An image of the Idling Complaint portal. The proposed bill would require the portal to be translated into ten additional languages. Image Credit: NYC DEP.

On February 2, 2023, City Council Member Alexa Avilés introduced Int. 898 at the full Council meeting. The bill would require the New York City Department of Environmental Protection to translate its Citizen’s Air Complaint Portal into ten, non-English “designated citywide languages.”

The portal, which can be found on the Department of Environmental Protection’s website, is available for use by any person to report idling vehicles. In New York City, it is illegal for the driver of a gasoline or diesel motor vehicle to idle for longer than three minutes, or one minute while next to a school. Special rules also exist for busses when loading or unloading passengers. People who suspect that illegal idling has taken place can use the portal to report the incident to Environmental Protection. The program is used to supplement complaints made to the City’s 311 services and to expedite the process of responding to reported violations. A person who makes a complaint through the portal shall receive 25 percent of any proceeds collected by the City through the imposition of a $350 civil penalty.

The new proposal would require Environmental Protection to translate the complaint portal, and all webpages that explain how to use the portal, into each of the ten designated citywide languages. These languages are Spanish, Chinese, Russian, Bengali, Haitian, Korean, Arabic, Urdu, French, and Polish.

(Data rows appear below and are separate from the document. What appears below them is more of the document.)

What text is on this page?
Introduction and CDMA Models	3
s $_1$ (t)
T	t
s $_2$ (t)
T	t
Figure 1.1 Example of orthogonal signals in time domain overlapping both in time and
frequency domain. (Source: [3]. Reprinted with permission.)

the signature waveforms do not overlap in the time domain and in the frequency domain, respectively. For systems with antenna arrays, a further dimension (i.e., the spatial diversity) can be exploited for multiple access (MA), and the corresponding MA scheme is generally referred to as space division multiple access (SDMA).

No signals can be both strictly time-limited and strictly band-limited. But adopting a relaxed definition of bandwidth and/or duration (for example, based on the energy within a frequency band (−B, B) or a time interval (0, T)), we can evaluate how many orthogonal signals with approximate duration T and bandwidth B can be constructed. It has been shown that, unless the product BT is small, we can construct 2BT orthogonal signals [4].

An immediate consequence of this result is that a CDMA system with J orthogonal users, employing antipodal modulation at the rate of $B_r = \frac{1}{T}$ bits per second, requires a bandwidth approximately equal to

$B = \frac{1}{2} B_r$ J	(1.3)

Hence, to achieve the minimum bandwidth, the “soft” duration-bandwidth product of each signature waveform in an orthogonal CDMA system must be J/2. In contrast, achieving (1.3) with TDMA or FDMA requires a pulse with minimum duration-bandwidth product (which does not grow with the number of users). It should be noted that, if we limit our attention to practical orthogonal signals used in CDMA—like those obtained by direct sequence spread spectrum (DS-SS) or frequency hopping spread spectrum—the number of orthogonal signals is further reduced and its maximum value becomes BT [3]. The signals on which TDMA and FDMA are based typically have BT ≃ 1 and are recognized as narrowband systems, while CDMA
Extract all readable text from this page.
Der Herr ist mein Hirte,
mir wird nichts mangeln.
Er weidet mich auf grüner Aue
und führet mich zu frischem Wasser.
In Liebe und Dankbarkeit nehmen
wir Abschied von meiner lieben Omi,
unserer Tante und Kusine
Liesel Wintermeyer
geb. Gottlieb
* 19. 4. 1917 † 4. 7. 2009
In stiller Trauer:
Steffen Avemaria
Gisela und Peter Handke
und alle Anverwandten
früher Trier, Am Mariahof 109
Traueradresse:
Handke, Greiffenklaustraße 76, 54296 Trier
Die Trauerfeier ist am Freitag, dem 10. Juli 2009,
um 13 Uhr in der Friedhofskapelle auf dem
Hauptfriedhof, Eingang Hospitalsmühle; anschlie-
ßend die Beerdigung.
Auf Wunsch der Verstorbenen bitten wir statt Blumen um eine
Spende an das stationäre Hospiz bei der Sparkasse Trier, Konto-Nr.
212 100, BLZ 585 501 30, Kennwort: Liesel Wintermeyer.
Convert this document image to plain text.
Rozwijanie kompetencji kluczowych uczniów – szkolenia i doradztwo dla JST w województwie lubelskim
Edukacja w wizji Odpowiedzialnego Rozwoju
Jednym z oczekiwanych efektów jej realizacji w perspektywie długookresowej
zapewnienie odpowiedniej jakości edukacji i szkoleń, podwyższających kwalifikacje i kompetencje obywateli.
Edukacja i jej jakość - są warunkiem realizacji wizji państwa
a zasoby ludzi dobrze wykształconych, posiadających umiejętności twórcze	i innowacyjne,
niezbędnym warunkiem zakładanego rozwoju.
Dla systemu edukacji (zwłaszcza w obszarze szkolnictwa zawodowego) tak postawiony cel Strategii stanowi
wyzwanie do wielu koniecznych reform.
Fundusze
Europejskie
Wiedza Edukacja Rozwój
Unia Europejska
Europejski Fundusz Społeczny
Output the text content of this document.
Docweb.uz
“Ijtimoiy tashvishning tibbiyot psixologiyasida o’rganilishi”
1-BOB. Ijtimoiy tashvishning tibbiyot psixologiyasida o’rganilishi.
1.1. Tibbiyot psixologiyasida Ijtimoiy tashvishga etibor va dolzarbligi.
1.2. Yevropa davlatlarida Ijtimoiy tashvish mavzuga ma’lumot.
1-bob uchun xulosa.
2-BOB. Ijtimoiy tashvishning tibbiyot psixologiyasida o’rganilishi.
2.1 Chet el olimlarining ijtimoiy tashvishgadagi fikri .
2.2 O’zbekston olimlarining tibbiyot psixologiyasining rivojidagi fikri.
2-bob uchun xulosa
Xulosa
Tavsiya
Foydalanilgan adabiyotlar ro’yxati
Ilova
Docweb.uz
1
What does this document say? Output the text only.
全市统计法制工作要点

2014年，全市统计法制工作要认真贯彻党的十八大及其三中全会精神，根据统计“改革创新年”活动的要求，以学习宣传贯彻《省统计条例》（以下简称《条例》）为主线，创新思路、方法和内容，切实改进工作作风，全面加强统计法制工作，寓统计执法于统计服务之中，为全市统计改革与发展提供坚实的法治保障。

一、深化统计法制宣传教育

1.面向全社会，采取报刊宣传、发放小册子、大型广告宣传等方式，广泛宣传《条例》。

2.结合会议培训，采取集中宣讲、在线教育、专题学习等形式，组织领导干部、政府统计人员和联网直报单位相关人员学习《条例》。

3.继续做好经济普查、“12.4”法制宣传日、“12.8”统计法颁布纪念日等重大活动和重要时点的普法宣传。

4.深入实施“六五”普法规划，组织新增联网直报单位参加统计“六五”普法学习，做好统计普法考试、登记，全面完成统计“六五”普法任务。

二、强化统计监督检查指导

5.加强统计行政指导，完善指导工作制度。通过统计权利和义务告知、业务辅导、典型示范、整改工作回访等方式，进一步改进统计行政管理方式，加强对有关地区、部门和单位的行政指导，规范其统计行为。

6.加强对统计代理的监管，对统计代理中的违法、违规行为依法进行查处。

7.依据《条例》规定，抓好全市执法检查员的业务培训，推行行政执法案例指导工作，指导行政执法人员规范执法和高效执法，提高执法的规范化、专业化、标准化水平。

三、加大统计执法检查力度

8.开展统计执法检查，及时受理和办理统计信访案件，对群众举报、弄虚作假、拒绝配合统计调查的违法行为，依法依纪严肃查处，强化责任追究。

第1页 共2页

Council Member Avilés’s Communications and Organizing Manager James Neimeister provided Cityland with details on the Council Member’s motivations for introducing the bill. According to Neimeister, the idea for the bill came from complaints from constituents and from environmental advocates who hope to make the portal more accessible in order to facilitate more idling complaints. Neimeister indicated that idling has been the focus of much environmental advocacy and policy change in recent years. Int. 898 is intended to build on Int. 606 of 2022, which Council Member Avilés also introduced. Int. 606 would impose more severe idling penalties for violations near parks and green spaces.

While the primary motivation for Int. 898 appears to be environmental protection, the bill also serves the dual purpose of addressing language-access inequities as well. Neimeister indicated that a concern is that the portal is difficult to locate and access in general, with the problem being exacerbated for non-English speakers by a lack of language inclusion. The hope is that Int. 898 will spark a conversation about making the portal more user friendly, more accessible and will inform New Yorkers about their ability to report idling violations.

Int. 898 has been referred to the City Council Committee on Environmental Protection for further consideration. No public hearing has been scheduled to date.

By: Ryan Myler (Ryan is a New York Law School student, Class of 2024.)